A Non-Existent Dream

After last night’s little rant on the state of the London Underground system, I heard about this morning’s nonsense from the Strategic Rail Authority (SRA) to start charging commuters more to sit on over-crowded, dirty, late-running trains. I guess the plan reasons that charging higher fares means fewer people will travel by train. Surely, this proves that an integrated transport policy for London’s workers remains a non-existent dream. Ken Livingston wants to charge people for driving into central London. The SRA wants to charge more for travelling on trains. How are people expected to get into work? The answer is they will still drive and take the train and it will cost them more – status quo remains. It seems to me that nobody is prepared to do what it takes to sort transport in the South East out. And that still stinks.

So then, I got to thinking about John Prescott’s [John Prescott as Boss of Bosses?] little plan to build more affordable housing in the South East of England (to ease the chronic housing shortage, apparently).
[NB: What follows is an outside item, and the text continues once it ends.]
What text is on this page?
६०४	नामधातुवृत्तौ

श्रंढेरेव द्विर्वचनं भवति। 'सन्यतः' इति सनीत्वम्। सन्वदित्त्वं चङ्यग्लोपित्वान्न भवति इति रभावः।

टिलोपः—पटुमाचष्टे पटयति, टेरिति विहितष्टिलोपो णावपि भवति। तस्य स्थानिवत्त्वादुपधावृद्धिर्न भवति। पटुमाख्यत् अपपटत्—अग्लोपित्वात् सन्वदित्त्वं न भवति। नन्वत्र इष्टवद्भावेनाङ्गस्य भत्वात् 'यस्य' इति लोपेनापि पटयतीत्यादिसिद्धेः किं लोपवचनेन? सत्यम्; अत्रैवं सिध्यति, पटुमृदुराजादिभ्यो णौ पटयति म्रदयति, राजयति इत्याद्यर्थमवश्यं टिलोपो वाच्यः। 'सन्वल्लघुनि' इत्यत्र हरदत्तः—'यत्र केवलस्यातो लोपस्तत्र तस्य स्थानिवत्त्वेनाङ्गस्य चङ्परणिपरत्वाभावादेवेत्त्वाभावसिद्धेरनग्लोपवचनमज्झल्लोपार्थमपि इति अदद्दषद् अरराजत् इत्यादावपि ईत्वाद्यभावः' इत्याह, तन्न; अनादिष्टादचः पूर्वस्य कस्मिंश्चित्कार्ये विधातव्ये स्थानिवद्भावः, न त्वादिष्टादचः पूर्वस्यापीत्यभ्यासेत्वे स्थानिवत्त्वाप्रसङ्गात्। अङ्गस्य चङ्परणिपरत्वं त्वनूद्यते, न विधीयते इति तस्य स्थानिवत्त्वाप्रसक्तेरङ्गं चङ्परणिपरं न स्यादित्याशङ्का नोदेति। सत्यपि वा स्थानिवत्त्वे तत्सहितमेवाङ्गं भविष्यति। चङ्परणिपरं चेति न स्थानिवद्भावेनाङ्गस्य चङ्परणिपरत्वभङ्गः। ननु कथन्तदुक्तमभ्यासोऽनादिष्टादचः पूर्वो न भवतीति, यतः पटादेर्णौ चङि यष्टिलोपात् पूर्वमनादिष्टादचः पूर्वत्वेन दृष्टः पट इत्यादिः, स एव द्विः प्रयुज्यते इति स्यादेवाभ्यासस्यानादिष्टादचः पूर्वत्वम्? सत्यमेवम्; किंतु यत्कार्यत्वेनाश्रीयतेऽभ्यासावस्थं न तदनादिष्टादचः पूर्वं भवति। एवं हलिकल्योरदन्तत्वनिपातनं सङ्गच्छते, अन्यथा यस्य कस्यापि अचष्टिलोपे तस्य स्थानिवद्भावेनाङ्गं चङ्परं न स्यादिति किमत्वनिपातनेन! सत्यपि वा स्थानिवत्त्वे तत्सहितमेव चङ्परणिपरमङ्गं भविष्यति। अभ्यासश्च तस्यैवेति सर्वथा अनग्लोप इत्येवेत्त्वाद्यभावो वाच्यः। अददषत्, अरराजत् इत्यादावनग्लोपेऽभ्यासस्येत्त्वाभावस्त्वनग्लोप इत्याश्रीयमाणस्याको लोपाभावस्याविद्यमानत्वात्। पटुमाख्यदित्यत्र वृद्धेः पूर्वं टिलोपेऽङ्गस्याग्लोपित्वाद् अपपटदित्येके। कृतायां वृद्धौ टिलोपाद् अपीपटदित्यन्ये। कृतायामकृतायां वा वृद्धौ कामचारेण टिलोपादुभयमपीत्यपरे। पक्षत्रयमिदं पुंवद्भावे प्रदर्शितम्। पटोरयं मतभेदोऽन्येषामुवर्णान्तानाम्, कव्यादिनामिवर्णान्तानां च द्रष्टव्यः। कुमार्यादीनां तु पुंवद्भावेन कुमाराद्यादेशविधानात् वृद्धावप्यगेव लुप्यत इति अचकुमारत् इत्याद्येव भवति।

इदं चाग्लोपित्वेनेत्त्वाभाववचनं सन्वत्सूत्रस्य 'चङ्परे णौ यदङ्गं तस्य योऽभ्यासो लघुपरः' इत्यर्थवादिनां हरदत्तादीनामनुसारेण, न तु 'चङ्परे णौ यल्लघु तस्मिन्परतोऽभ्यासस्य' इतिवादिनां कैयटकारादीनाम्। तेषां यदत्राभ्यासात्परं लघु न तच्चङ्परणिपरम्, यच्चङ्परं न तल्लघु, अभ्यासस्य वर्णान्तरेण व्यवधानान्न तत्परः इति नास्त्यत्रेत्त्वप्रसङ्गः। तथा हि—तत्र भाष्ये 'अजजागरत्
Affordable housing implies that this is aimed at people on a lower wage (am I taking a big leap here?). How, exactly, are these people going to get to work in London if train prices rise and roads get tolls? Again, it appears inconsistent and badly thought out. Why not take some of these £4 billion and encourage businesses to move out of the South East to areas where there are too many houses or where there is less congestion. If we’re not careful, the UK will topple over as the South East of Britain sinks into The Channel under the weight of all the people migrating from other parts of the country.